Temos de despertar para uma nova realidade: a China produz tecnologias novas, competitivas. Deixou de ser um país que apenas produz barato as tecnologias dos outros.
As limitações à liberdade individual são uma clara desvantagem chinesa, pois a criatividade e iniciativa de muitos é impedida de se desenvolver. Mas tem outras vantagens que são muito relevantes, das quais destaco a dimensão do mercado interno.
Nos tempos antigos, quando desenvolvemos o Ener 1000 (o primeiro computador português), era-nos claro que o mercado português não tinha dimensão para tornar viável um produto de tecnologia avançada. Ou olhávamos para o mercado internacional, ou nunca teríamos dimensão relevante. Na altura, muito antes da adesão de Portugal à União Europeia, não o conseguimos fazer, e o computador só foi produzido em pequenas quantidades.

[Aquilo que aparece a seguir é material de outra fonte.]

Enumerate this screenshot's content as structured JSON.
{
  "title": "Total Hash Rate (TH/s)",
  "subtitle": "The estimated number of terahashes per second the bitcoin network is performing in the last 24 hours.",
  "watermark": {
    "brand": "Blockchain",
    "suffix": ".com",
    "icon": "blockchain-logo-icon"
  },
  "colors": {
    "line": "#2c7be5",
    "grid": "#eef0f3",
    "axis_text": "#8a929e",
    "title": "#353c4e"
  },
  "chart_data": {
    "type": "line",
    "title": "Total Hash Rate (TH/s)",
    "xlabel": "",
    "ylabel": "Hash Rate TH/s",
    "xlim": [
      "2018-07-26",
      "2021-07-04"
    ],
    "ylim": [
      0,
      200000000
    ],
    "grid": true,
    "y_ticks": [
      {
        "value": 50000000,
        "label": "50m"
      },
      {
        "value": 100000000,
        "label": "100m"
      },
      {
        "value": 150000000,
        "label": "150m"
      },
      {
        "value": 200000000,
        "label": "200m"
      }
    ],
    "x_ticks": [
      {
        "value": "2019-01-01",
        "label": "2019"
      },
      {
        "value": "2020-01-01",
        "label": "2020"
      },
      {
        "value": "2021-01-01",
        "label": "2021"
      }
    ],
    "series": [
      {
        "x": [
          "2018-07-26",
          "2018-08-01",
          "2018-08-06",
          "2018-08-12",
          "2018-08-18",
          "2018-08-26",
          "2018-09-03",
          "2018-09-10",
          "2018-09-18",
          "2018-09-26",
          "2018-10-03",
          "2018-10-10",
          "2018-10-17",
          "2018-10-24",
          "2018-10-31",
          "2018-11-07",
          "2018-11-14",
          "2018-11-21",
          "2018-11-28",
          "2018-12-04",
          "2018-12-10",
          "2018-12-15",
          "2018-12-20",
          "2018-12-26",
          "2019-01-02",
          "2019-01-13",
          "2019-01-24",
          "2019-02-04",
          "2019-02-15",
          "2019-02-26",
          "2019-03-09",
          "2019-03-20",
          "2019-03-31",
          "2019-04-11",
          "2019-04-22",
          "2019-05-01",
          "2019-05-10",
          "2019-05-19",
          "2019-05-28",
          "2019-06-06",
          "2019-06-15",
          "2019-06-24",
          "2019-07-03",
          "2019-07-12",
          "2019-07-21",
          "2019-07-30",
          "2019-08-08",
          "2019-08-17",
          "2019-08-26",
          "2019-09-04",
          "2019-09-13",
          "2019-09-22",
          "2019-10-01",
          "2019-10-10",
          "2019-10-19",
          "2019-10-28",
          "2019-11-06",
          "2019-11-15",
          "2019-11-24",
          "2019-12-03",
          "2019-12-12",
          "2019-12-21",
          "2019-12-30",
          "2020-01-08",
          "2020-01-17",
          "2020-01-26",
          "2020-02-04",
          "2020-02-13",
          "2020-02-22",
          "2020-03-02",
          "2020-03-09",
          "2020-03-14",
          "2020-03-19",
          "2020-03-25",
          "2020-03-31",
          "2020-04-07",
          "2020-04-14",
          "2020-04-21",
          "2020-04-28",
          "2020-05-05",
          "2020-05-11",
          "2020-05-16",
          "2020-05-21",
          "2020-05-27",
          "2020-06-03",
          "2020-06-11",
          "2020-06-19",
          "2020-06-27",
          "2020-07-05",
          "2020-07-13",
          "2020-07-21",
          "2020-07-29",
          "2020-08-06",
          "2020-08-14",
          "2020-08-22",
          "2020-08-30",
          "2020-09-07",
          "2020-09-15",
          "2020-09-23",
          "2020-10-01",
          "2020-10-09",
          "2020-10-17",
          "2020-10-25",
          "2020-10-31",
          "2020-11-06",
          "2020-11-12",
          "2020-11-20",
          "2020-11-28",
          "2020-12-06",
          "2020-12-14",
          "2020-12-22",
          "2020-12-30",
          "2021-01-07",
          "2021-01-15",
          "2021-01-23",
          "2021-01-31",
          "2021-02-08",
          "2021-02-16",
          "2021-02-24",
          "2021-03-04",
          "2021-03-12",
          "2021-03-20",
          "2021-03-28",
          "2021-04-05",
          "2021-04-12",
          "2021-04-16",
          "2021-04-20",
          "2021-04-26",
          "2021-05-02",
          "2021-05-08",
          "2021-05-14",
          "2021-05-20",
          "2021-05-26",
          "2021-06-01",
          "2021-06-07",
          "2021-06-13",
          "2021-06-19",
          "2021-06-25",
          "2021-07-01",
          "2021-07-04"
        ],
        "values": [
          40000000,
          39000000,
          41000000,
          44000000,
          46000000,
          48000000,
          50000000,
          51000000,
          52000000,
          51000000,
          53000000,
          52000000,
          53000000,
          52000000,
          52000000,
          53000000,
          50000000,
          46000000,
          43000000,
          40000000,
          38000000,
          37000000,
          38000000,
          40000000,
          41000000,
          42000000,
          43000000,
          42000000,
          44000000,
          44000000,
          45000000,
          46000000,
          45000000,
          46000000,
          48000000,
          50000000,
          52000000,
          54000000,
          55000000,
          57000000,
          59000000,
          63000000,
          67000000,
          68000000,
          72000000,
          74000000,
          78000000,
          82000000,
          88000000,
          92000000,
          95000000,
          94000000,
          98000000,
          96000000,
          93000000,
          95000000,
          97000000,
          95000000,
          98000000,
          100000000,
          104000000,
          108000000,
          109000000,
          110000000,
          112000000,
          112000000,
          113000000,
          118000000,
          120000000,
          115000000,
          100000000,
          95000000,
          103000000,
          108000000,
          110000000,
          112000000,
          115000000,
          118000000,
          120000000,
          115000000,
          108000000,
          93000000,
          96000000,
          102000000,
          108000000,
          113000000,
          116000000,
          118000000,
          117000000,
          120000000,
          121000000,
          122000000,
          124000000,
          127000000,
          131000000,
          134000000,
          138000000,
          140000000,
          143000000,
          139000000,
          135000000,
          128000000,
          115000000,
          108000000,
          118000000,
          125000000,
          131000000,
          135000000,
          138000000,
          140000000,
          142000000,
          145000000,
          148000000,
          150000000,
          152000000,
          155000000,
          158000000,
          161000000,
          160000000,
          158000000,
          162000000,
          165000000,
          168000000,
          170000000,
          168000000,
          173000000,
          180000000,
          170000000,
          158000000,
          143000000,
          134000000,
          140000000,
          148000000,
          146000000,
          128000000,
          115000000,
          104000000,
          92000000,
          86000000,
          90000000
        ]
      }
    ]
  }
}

Atualmente, às novas empresas de base tecnológica que se formam, dizemos o mesmo: olhem desde o início para fora das nossas fronteiras, pois o mercado português é demasiado pequeno para produtos avançados. A União Europeia veio ajudar muito, pois agora já podemos pensar num mercado de cerca de 450 milhões de pessoas; mas o mercado interno da UE é bastante imperfeito, pois as diferenças culturais entre os diversos países tornam o processo de aceitação de um novo produto, na prática, uma luta país a país. É muito menos difícil do que antes da União Europeia, mas continua a ser uma batalha, até por causa das diferentes línguas.
Já os chineses podem perfeitamente pensar em estabelecer-se só no seu mercado interno, pois são 1400 milhões e com grande uniformidade linguística e cultural. Quando já estão sólidos no mercado interno, então podem (ou não) pensar em exportar. Esta é uma enorme vantagem para os chineses, e para as suas empresas tecnológicas em particular.
A China já é, e será cada vez mais, uma fonte de tecnologia avançada. O mundo ocidental deixou de ter o exclusivo e terá de adaptar as suas estratégias a esta nova realidade.